An event, I am convinced, that would never have come about in the natural order of things, if not for my mother and a growing obsession she began cultivating at forty that any woman who’d withstood two decades of her own children had a God–given right to grandchildren while she was still young enough to enjoy them. It was the kind of irrational certainty that occasionally worked its way into Mama’s little head, and by the time Michael was nearing his mid–twenties, still unmarried and spending every waking minute at (as she put it) “that fool plant,” she was nearly frantic. Candace had a baby (and it’d be her last; a postpartum hemorrhage had nearly cost her life), but she had left for Germany with her husband, an Air Force lieutenant who couldn’t guarantee he’d be Stateside within the decade, and as for me, I was an eccentric nineteen year old scratching my way through FSU with no girlfriends to speak of. So when a young woman knocked on our front door late one October evening in ’67 and asked for me, you might have expected Mama to hand over my phone number or at least provide my mailing address along with a short, flattering summary of my honor–student status and unusually bright future. But no, that was too logical, too straightforward for Mama. It did not further her goals in any small way, and looking at the woman’s small white hands and shy, agreeable face, she immediately thought of Michael, her eldest and dearest, who still lived
at home and brought in a paycheck, while Gabe had hair to his shoulders and talked so crazy she was ashamed to take him to church anymore.
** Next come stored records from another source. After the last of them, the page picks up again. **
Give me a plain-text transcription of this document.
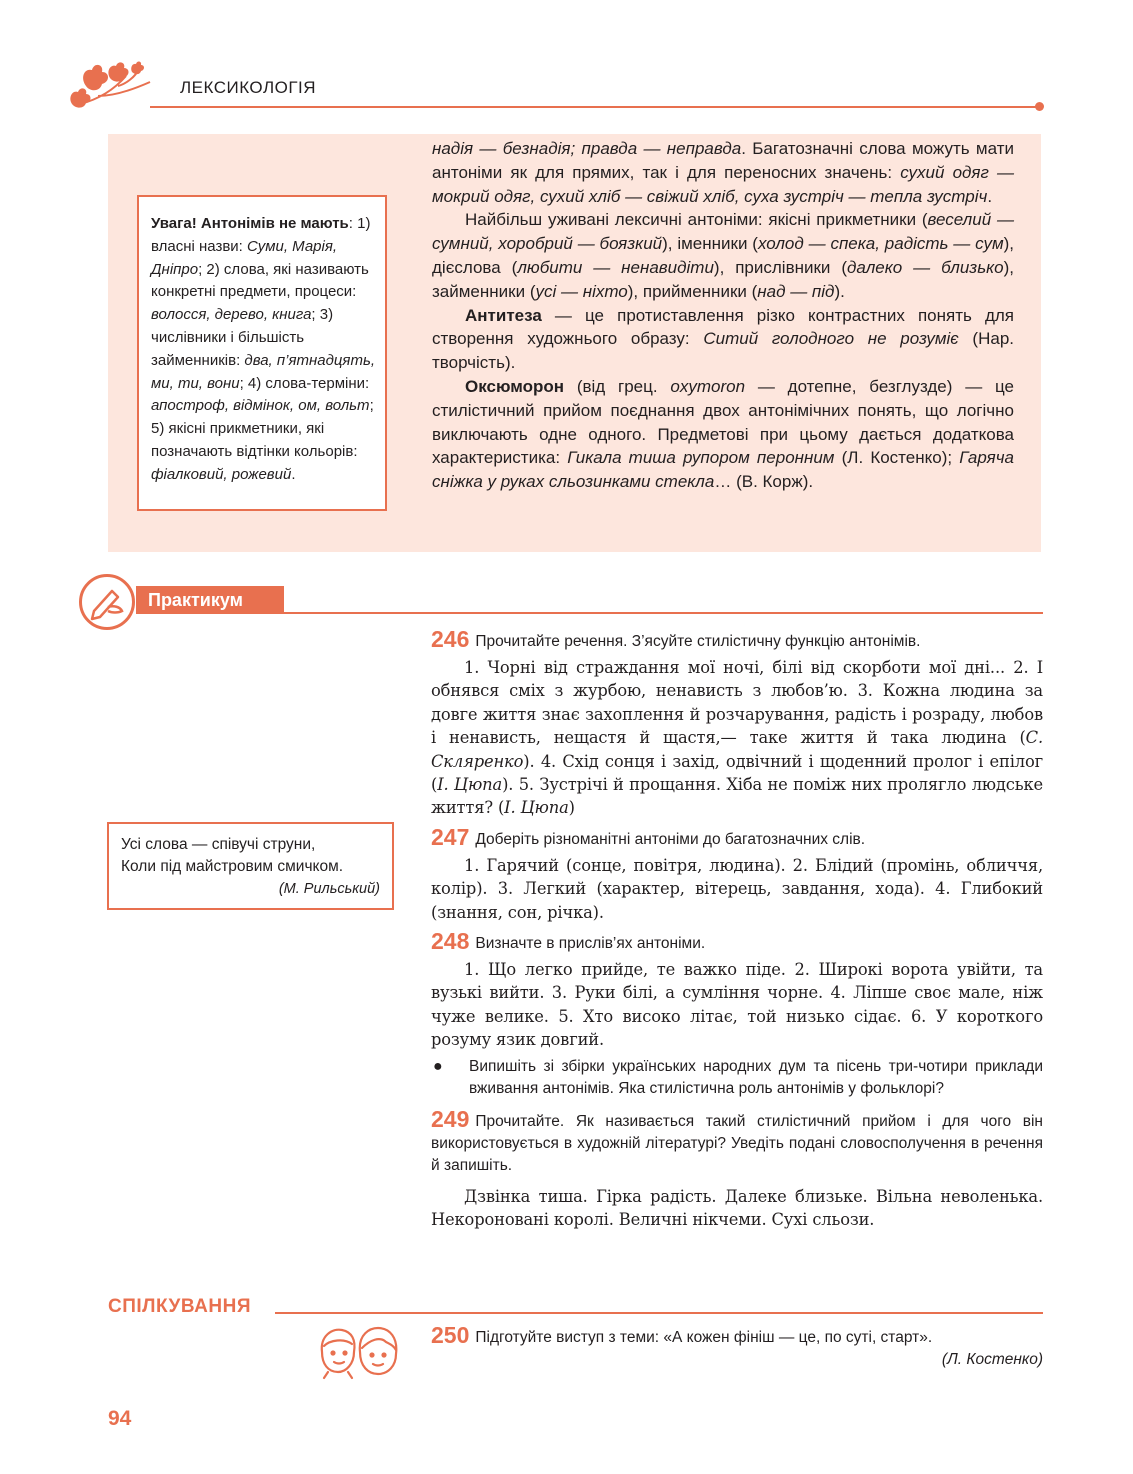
ЛЕКСИКОЛОГІЯ
Увага! Антонімів не мають: 1) власні назви: Суми, Марія, Дніпро; 2) слова, які називають конкретні предмети, процеси: волосся, дерево, книга; 3) числівники і більшість займенників: два, п’ятнадцять, ми, ти, вони; 4) слова-терміни: апостроф, відмінок, ом, вольт; 5) якісні прикметники, які позначають відтінки кольорів: фіалковий, рожевий.

надія — безнадія; правда — неправда. Багатозначні слова можуть мати антоніми як для прямих, так і для переносних значень: сухий одяг — мокрий одяг, сухий хліб — свіжий хліб, суха зустріч — тепла зустріч.

Найбільш уживані лексичні антоніми: якісні прикметники (веселий — сумний, хоробрий — боязкий), іменники (холод — спека, радість — сум), дієслова (любити — ненавидіти), прислівники (далеко — близько), займенники (усі — ніхто), прийменники (над — під).

Антитеза — це протиставлення різко контрастних понять для створення художнього образу: Ситий голодного не розуміє (Нар. творчість).

Оксюморон (від грец. oxymoron — дотепне, безглузде) — це стилістичний прийом поєднання двох антонімічних понять, що логічно виключають одне одного. Предметові при цьому дається додаткова характеристика: Гикала тиша рупором перонним (Л. Костенко); Гаряча сніжка у руках сльозинками стекла… (В. Корж).

Практикум
Усі слова — співучі струни,
Коли під майстровим смичком.
(М. Рильський)

246 Прочитайте речення. З’ясуйте стилістичну функцію антонімів.

1. Чорні від страждання мої ночі, білі від скорботи мої дні... 2. І обнявся сміх з журбою, ненависть з любов’ю. 3. Кожна людина за довге життя знає захоплення й розчарування, радість і розраду, любов і ненависть, нещастя й щастя,— таке життя й така людина (С. Скляренко). 4. Схід сонця і захід, одвічний і щоденний пролог і епілог (І. Цюпа). 5. Зустрічі й прощання. Хіба не поміж них пролягло людське життя? (І. Цюпа)

247 Доберіть різноманітні антоніми до багатозначних слів.

1. Гарячий (сонце, повітря, людина). 2. Блідий (промінь, обличчя, колір). 3. Легкий (характер, вітерець, завдання, хода). 4. Глибокий (знання, сон, річка).

248 Визначте в прислів’ях антоніми.

1. Що легко прийде, те важко піде. 2. Широкі ворота увійти, та вузькі вийти. 3. Руки білі, а сумління чорне. 4. Ліпше своє мале, ніж чуже велике. 5. Хто високо літає, той низько сідає. 6. У короткого розуму язик довгий.

●	Випишіть зі збірки українських народних дум та пісень три-чотири приклади вживання антонімів. Яка стилістична роль антонімів у фольклорі?

249 Прочитайте. Як називається такий стилістичний прийом і для чого він використовується в художній літературі? Уведіть подані словосполучення в речення й запишіть.

Дзвінка тиша. Гірка радість. Далеке близьке. Вільна неволенька. Некороновані королі. Величні нікчеми. Сухі сльози.

СПІЛКУВАННЯ

250 Підготуйте виступ з теми: «А кожен фініш — це, по суті, старт».

(Л. Костенко)
94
So instead of bothering with anything as trivial as the truth, she patted her hair and murmured something about me being gone, then invited the stranger to supper on the spot. While they sat on the couch and waited for Daddy, Mama was quick to note her age (seventeen, considered by Mama to be a woman’s prime breeding peak), her yesma’ams and noma’ams—a sure sign she was from good people—and last, but not least, the small gold cross around her neck that had her pegged as Baptist or at least well–intentioned in that direction. I do believe that by the time Daddy was stomping his boots at the back door, Mama was already tabulating a guest list, and when he came in, she leapt to her feet, anxious he make a good impression on this unsuspecting prospective daughter–in–law I can only imagine her surprise when, instead of merely standing and smiling, the quiet young woman crossed the room and held out her hands, “Mister Catts? My mama says you saved my life once.”
Mama had been too involved in her matchmaking to even catch the girl’s name, but Daddy’s face, gray with fatigue from his backbreaking work on the floor at Sanger (his last and hardest job before the bastards worked him to death), softened to a smile.
“Why, Myra Sims, Lord have mercy. Cissie, look at her now” He took her hands. “Why, you’ve made up into a fine girl, a pretty girl—”
Mama had been stunned enough to get out her reading glasses and give her (in her own estimation) one more good look and agreed it was indeed Myra Sims, except her name was no longer Sims; it was Odom, for her mother had remarried in Birmingham, and her stepfather had adopted both her and Ira, who was now a drill instructor at Parris Island.